CK: Professional and ethical decisions regarding the workplace should be defined and should be accounted for. An external moderator may even be consulted for ethical questions. A key aspect is to ensure a constructive atmosphere in the HCP team. Especially in situations with higher work-related distress, the shift should end with a short daily debriefing. Amongst all the difficulties and burdening situations, good coping strategies and constructive reciprocal support should be emphasized. Additionally, HCPs should be supported in a special way during the pandemic in their private everyday life and social discrimination should consciously be counteracted.
For example, neighborhood initiatives could ensure that grocery shopping is organized for HCPs so they can recover after coming home after working long hours. Their kids could also be engaged by taking them to play in a nearby park—this even works while maintaining distance rules. Both measures, grocery shopping and childcare, might disburden the HCPs and create time for them to recover from the extremely stressful situation.
JA: What are you currently working on that you might like to share about?

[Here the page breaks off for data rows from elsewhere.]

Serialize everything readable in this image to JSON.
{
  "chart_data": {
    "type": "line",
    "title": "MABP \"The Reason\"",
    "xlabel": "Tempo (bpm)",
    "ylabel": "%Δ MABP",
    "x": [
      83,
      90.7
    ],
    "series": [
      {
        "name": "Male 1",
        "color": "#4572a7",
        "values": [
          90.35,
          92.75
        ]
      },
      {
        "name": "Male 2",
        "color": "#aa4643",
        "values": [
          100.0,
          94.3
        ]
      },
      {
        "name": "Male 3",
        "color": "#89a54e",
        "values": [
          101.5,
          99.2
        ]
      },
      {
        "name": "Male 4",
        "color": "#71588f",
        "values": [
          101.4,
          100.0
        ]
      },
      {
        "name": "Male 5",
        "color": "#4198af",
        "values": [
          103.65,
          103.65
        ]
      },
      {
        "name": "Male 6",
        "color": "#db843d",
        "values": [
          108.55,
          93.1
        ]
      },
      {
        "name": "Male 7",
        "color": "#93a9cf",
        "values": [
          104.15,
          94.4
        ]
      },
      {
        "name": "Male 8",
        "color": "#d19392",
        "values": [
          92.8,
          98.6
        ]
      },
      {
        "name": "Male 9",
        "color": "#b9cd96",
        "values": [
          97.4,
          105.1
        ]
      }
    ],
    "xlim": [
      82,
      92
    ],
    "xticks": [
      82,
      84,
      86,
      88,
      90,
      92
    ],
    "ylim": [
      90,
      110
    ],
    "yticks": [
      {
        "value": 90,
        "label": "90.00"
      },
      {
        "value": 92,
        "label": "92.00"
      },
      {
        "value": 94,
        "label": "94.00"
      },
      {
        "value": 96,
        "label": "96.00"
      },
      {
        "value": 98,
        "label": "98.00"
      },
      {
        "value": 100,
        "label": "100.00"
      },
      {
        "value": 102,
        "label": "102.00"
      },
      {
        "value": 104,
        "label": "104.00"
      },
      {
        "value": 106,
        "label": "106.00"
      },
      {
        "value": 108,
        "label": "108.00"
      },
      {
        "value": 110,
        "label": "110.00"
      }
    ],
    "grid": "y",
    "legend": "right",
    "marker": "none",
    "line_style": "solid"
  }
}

CK: Those work-related conditions—shattered social identity and moral injuries—may contribute to the development of a mental disorder (e.g., major depressive disorder, posttraumatic stress disorder). To prevent mental disorders and to maintain the ability to work, a video-based program might be offered to HCPs during the pandemic. Appropriate themes could include teaching stress-management skills and cognitive techniques targeting rumination and associated emotions about past situations. In the future, we would like to implement such a program as a cost-effective work-related intervention for HCPs
References
Kröger, C. (2020). Shattered social identity and moral injuries: Work-related conditions in health care professionals during the COVID-19 pandemic. Psychological Trauma: Theory, Research, Practice, and Policy. Advance online publication. http://dx.doi.org/10.1037/tra0000715
Beller, J. & Kröger, C. (2020). Religiosity and perceived religious discrimination as predictors of support for suicide attacks among Muslim Americans. Peace and Conflict: Journal of Peace Psychology.
Bothe,T., Jakob, J., Walker, J. & Kröger, C. (2020). How expensive are post-traumatic stress disorders? Estimating incremental health care and economic costs on anonymised claims data. European Journal of Health Economics.